Из прошлого прилетел мой друг детства. До чего же странно видеть его здесь – в этой жизни. Я рад нашей встрече. В ней есть что-то зловещее. Друг детства помнит забытое, и оживляет его в моей памяти. Он – хранитель моего времени. У него есть недостающие воспоминания – струпья моей жизни, меня самого. В том, как он бережно их сохранил, присутствует нежность.
Между нашим общим и нашим сегодняшним пролегает целая жизнь друг без друга. 15 лет бесконечности. Собственно, “мы” существуем только там – в детстве. Теперь же встречаются призраки – глухие сияния взаимных дней. Эти дни лишены мостов к настоящему, но на обоих берегах стоят тёплые тени.
Здесь осязаемо что-то мертво. Однако и над этой мертвечиной творится сентимент: будто на месте, куда капнуло семя повешенного, пытается вырасти цветок. Сердце стучит из-под земли – просит впустить. Крышка гроба отказывается закрываться. Это может быть слабостью, щеками дряхлой жабы, либо намёком на то, что смерть тоскует вместе с нами. Зная, что мы к ней приближаемся, она посылает нам синие розы удовольствий.
Мы гуляем по уплывшему кораблю. Друг детства – родной и далёкий. Я не знаю этого человека, но я узнаю в нём своего друга – так, вероятно, и встречаются души буддистов. Он – человек из мира моих снов. Нет, не из прошлого – из самой памяти, напоминающей мне плед из лоскутков. Другу достаточно здесь быть, и вот уже по калифорнийскому небу летят вороны в парк напротив дома детства; вращается “чёртово колесо”, бредут бывшие люди, звучат смутные голоса. Пороховая башня, детская железная дорога, белоснежный зефир. Между воинской частью и хлебным заводом – два мира, два двора: украинский и русский – их война, и наша дружба.
“Переехав в Италию, я ещё много лет не мог перестать оглядываться, думать о возвращении. Я понимал, что эта мысль меня мучит и не даёт прижиться к новым берегам. В конце концов, я не выдержал, и вернулся. Поначалу ты радуешься – встречаешь старых друзей, вы выпиваете, гуляете по знакомым местам. Но эта эйфория очень быстро проходит. Ты понимаешь, что вернуться невозможно. Здесь больше нет тебя – только твой отзвук. Покинув этот мир, ты больше не можешь свыкнуться с ним. Это больше не про тебя. Меня хватило ровно на два месяца. После этого я вернулся в Италию и с тех пор не оглядывался.
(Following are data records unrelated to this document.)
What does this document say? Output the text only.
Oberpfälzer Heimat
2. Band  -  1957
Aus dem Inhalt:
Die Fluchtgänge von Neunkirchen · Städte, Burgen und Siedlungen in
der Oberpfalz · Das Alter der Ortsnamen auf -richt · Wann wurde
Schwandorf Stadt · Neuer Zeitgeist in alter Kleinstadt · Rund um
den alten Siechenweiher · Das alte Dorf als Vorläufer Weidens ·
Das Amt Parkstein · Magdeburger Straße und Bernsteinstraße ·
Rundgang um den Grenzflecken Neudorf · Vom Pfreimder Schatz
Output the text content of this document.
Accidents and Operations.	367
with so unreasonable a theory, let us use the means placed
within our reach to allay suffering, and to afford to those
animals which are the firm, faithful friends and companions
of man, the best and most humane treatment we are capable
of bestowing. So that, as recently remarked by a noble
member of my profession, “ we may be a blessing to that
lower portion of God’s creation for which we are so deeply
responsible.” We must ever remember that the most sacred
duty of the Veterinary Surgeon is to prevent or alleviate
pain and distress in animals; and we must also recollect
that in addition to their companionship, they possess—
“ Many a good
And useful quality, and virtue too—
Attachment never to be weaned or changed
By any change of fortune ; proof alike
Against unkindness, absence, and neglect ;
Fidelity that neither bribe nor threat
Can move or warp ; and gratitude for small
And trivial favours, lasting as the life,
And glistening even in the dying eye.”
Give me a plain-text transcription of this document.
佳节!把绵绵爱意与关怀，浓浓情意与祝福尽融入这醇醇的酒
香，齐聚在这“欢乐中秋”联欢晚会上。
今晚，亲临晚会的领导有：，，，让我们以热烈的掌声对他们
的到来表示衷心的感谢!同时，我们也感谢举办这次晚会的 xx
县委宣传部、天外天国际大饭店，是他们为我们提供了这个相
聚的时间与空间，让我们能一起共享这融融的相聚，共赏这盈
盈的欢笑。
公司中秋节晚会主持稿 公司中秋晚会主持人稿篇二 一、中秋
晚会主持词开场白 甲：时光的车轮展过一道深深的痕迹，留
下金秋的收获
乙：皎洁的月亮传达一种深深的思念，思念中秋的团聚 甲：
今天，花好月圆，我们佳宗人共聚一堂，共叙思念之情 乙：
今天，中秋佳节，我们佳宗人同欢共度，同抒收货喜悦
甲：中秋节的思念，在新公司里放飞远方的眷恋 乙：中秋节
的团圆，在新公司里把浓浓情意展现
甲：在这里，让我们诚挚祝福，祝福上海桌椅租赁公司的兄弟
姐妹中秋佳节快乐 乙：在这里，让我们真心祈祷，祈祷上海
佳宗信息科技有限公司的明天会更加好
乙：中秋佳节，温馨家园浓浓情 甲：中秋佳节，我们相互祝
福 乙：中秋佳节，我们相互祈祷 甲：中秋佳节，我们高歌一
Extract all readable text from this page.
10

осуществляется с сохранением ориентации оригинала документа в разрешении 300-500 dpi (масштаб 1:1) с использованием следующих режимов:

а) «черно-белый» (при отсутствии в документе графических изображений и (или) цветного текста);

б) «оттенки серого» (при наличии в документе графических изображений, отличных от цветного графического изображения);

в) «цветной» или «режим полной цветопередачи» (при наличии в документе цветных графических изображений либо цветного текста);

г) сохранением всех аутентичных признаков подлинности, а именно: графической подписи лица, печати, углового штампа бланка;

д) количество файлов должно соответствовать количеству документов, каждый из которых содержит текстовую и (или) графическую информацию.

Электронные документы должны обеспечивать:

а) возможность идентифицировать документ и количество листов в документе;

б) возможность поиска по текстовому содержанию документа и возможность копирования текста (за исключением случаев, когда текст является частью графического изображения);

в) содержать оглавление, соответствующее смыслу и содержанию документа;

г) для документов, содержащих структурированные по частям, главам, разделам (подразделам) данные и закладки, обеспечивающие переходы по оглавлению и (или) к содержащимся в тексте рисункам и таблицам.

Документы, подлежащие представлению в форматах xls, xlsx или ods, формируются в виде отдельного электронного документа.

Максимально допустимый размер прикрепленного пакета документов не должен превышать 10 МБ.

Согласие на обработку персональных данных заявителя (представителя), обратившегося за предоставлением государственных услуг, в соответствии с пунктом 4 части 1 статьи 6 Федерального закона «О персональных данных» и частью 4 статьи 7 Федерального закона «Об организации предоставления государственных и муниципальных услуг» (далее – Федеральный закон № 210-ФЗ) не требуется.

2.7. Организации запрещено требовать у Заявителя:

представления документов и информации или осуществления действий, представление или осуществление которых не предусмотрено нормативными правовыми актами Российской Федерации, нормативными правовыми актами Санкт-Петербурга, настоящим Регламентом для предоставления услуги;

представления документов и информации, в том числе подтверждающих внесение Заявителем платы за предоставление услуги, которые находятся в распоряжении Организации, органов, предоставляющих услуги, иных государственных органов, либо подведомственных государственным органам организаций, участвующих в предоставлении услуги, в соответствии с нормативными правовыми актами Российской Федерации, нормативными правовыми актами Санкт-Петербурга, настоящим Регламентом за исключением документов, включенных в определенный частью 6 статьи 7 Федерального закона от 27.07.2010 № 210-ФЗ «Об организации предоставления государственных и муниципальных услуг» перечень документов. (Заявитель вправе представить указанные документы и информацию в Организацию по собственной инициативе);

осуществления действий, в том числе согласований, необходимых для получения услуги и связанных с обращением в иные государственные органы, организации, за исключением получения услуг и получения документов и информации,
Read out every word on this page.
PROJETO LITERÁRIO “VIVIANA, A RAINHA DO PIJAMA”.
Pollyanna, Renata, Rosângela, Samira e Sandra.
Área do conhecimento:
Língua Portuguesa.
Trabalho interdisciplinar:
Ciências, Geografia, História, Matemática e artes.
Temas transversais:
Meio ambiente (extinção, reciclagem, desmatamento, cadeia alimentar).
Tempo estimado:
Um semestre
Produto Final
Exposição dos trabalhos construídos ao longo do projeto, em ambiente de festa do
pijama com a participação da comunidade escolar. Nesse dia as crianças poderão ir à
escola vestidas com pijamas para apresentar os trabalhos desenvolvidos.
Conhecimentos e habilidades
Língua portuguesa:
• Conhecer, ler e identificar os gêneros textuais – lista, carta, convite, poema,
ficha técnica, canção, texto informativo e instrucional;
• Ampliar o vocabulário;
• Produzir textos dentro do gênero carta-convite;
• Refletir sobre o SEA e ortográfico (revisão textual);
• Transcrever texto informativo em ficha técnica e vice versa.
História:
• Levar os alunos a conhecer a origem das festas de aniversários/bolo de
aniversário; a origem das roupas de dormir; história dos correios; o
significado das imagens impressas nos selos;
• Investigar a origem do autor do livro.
Только после этого у меня начали появляться итальянские друзья, итальянская жизнь…”
Пальмы в его присутствии шелестят по-другому – как ели, как клёны, как сухие паруса, но не как пальмы. Америка гаснет. Я вижу траншеи морщин, само время – такое же время, которое случилось и со мной. Будто вместе с другом ко мне в гости наведалась сама смерть. Вероятно, поэтому я тащу его в мексиканский квартал, – к статуэткам Санта Муэрта, – на закат; говорю ему “вот!”, а он “классно”.